Quantum computing pioneer D-Wave Systems today announced a new business unit – Quadrant – to provide machine learning services based on lessons from its quantum computing research. Quadrant will specialize in the use of generative learning models which require smaller sets of labelled data to generate models than typical discriminative methods. As a proof point of the approach’s power, D-Wave is calling attention to its winning effort in a recent Siemens medical imaging grand challenge – CATARACT – to automate identification of surgical instruments used in cataract surgery.
“D-Wave is committed to tackling real-world problems, today. Quadrant is a natural extension of the scientific and technological advances from D-Wave as we continue to explore new applications for our quantum systems,” said Vern Brownell, CEO at D-Wave in today’s announcement.
D-Wave was an early entrant into quantum computing field and its adiabatic annealing approach to quantum computing has drawn fans and critics. Nevertheless, it is the only vendor offering near-production ready machines currently. D-Wave’s approach is best used for problems that can be described as energy landscapes whose solution is finding the lowest energy state. This typically translates into optimization and minimization kinds of problems. For example, D-Wave and VW ran a test exercise to analyze taxi traffic in Beijing and select the shortest route for cabs based existing traffic conditions.
Application of AI techniques is a natural area of pursuit. Quadrant leverages generative machine learning, which requires less labeled data than common discriminative models. This can be very powerful: In the CATARACT challenge, for example, a relatively small dataset of 50 videos of cataract surgery was available and Quadrant was able to identify surgical tools used in cataract surgery with 99.71% accuracy.
Cataract surgery is the most common surgical procedure in the world with roughly 19 million cataract surgeries are performed annually. “The main motivation for annotating tool usage is to design efficient solutions for surgical workflow analysis. Analyzing the surgical workflow has potential applications in report generation, surgical training and even real-time decision support,” according to challenge organizers.
Generative learning algorithms such as those put forward by Quadrant are expected to have potential for use in AI across many disciplines and industries. Here’s a brief excerpt from Quadrant literature describing its approach.

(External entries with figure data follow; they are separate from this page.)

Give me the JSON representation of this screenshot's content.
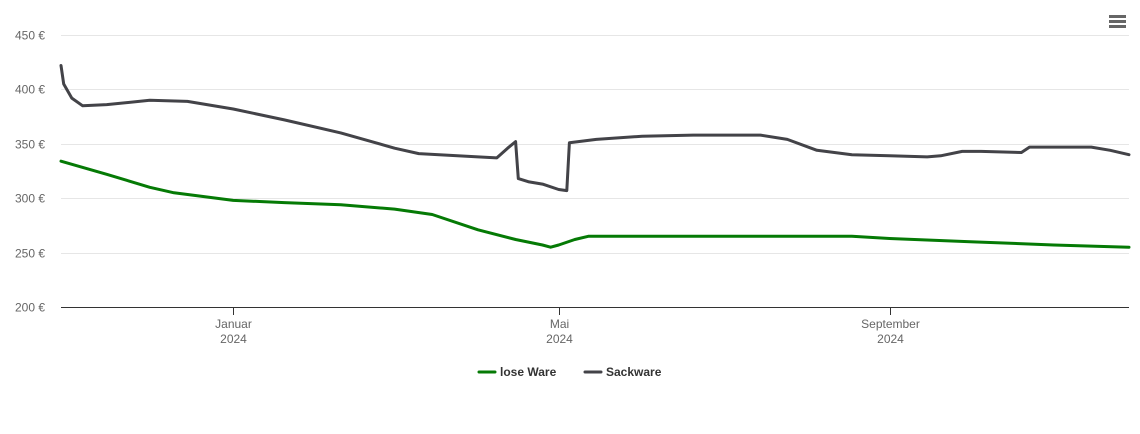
{
  "chart_data": {
    "type": "line",
    "title": "",
    "xlabel": "",
    "ylabel": "",
    "y_unit": "€",
    "ylim": [
      200,
      450
    ],
    "y_ticks": [
      {
        "value": 200,
        "label": "200 €"
      },
      {
        "value": 250,
        "label": "250 €"
      },
      {
        "value": 300,
        "label": "300 €"
      },
      {
        "value": 350,
        "label": "350 €"
      },
      {
        "value": 400,
        "label": "400 €"
      },
      {
        "value": 450,
        "label": "450 €"
      }
    ],
    "xlim": [
      "2023-10-29",
      "2024-11-29"
    ],
    "x_ticks": [
      {
        "date": "2024-01-01",
        "label": "Januar",
        "label2": "2024"
      },
      {
        "date": "2024-05-01",
        "label": "Mai",
        "label2": "2024"
      },
      {
        "date": "2024-09-01",
        "label": "September",
        "label2": "2024"
      }
    ],
    "grid": true,
    "legend_position": "bottom-center",
    "series": [
      {
        "name": "lose Ware",
        "color": "#057a05",
        "points": [
          [
            "2023-10-29",
            334
          ],
          [
            "2023-11-15",
            322
          ],
          [
            "2023-12-01",
            310
          ],
          [
            "2023-12-10",
            305
          ],
          [
            "2024-01-01",
            298
          ],
          [
            "2024-01-20",
            296
          ],
          [
            "2024-02-10",
            294
          ],
          [
            "2024-03-01",
            290
          ],
          [
            "2024-03-15",
            285
          ],
          [
            "2024-04-01",
            271
          ],
          [
            "2024-04-15",
            262
          ],
          [
            "2024-04-25",
            257
          ],
          [
            "2024-04-28",
            255
          ],
          [
            "2024-05-01",
            257
          ],
          [
            "2024-05-07",
            262
          ],
          [
            "2024-05-12",
            265
          ],
          [
            "2024-06-01",
            265
          ],
          [
            "2024-07-01",
            265
          ],
          [
            "2024-08-18",
            265
          ],
          [
            "2024-09-01",
            263
          ],
          [
            "2024-10-01",
            260
          ],
          [
            "2024-11-01",
            257
          ],
          [
            "2024-11-29",
            255
          ]
        ]
      },
      {
        "name": "Sackware",
        "color": "#434348",
        "points": [
          [
            "2023-10-29",
            422
          ],
          [
            "2023-10-30",
            405
          ],
          [
            "2023-11-02",
            392
          ],
          [
            "2023-11-06",
            385
          ],
          [
            "2023-11-15",
            386
          ],
          [
            "2023-12-01",
            390
          ],
          [
            "2023-12-15",
            389
          ],
          [
            "2024-01-01",
            382
          ],
          [
            "2024-01-20",
            372
          ],
          [
            "2024-02-10",
            360
          ],
          [
            "2024-03-01",
            346
          ],
          [
            "2024-03-10",
            341
          ],
          [
            "2024-04-01",
            338
          ],
          [
            "2024-04-08",
            337
          ],
          [
            "2024-04-12",
            346
          ],
          [
            "2024-04-15",
            352
          ],
          [
            "2024-04-16",
            318
          ],
          [
            "2024-04-20",
            315
          ],
          [
            "2024-04-25",
            313
          ],
          [
            "2024-05-01",
            308
          ],
          [
            "2024-05-04",
            307
          ],
          [
            "2024-05-05",
            351
          ],
          [
            "2024-05-15",
            354
          ],
          [
            "2024-06-01",
            357
          ],
          [
            "2024-06-20",
            358
          ],
          [
            "2024-07-15",
            358
          ],
          [
            "2024-07-25",
            354
          ],
          [
            "2024-08-05",
            344
          ],
          [
            "2024-08-18",
            340
          ],
          [
            "2024-09-01",
            339
          ],
          [
            "2024-09-15",
            338
          ],
          [
            "2024-09-20",
            339
          ],
          [
            "2024-09-28",
            343
          ],
          [
            "2024-10-05",
            343
          ],
          [
            "2024-10-20",
            342
          ],
          [
            "2024-10-23",
            347
          ],
          [
            "2024-11-05",
            347
          ],
          [
            "2024-11-15",
            347
          ],
          [
            "2024-11-22",
            344
          ],
          [
            "2024-11-29",
            340
          ]
        ]
      }
    ]
  },
  "toolbar": {
    "menu_icon": "hamburger-menu-icon"
  }
}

“Deep neural networks are more than up to this task, and often have hundreds of thousands or millions of parameters. However, to train models of this richness without overfitting requires large amounts of training data. Before the extraordinary potential of machine learning can be realized across a range of domains, this situation must change, we must be able to learn with less data. Quadrant has developed a number of learning algorithms to do just that.
…As an example, imagine building a model that predicts a person’s weight (y) based on observations of their height (x). A generative model may cluster humans into gender, and then based on the gender, generate both height and weight. By inferring the gender, the weight prediction is based upon both height and gender. In contrast, a discriminative model which does not learn how to generate height and weight is comparatively impoverished; it predicts weight only as a function of height…”
Right now, Quadrant is running on GPUs because D-Wave wanted more companies to have access to the algorithms, but the models are “quantum ready” meaning they are equipped to run on D-Wave’s forthcoming next-gen quantum processor, according to a company spokesman.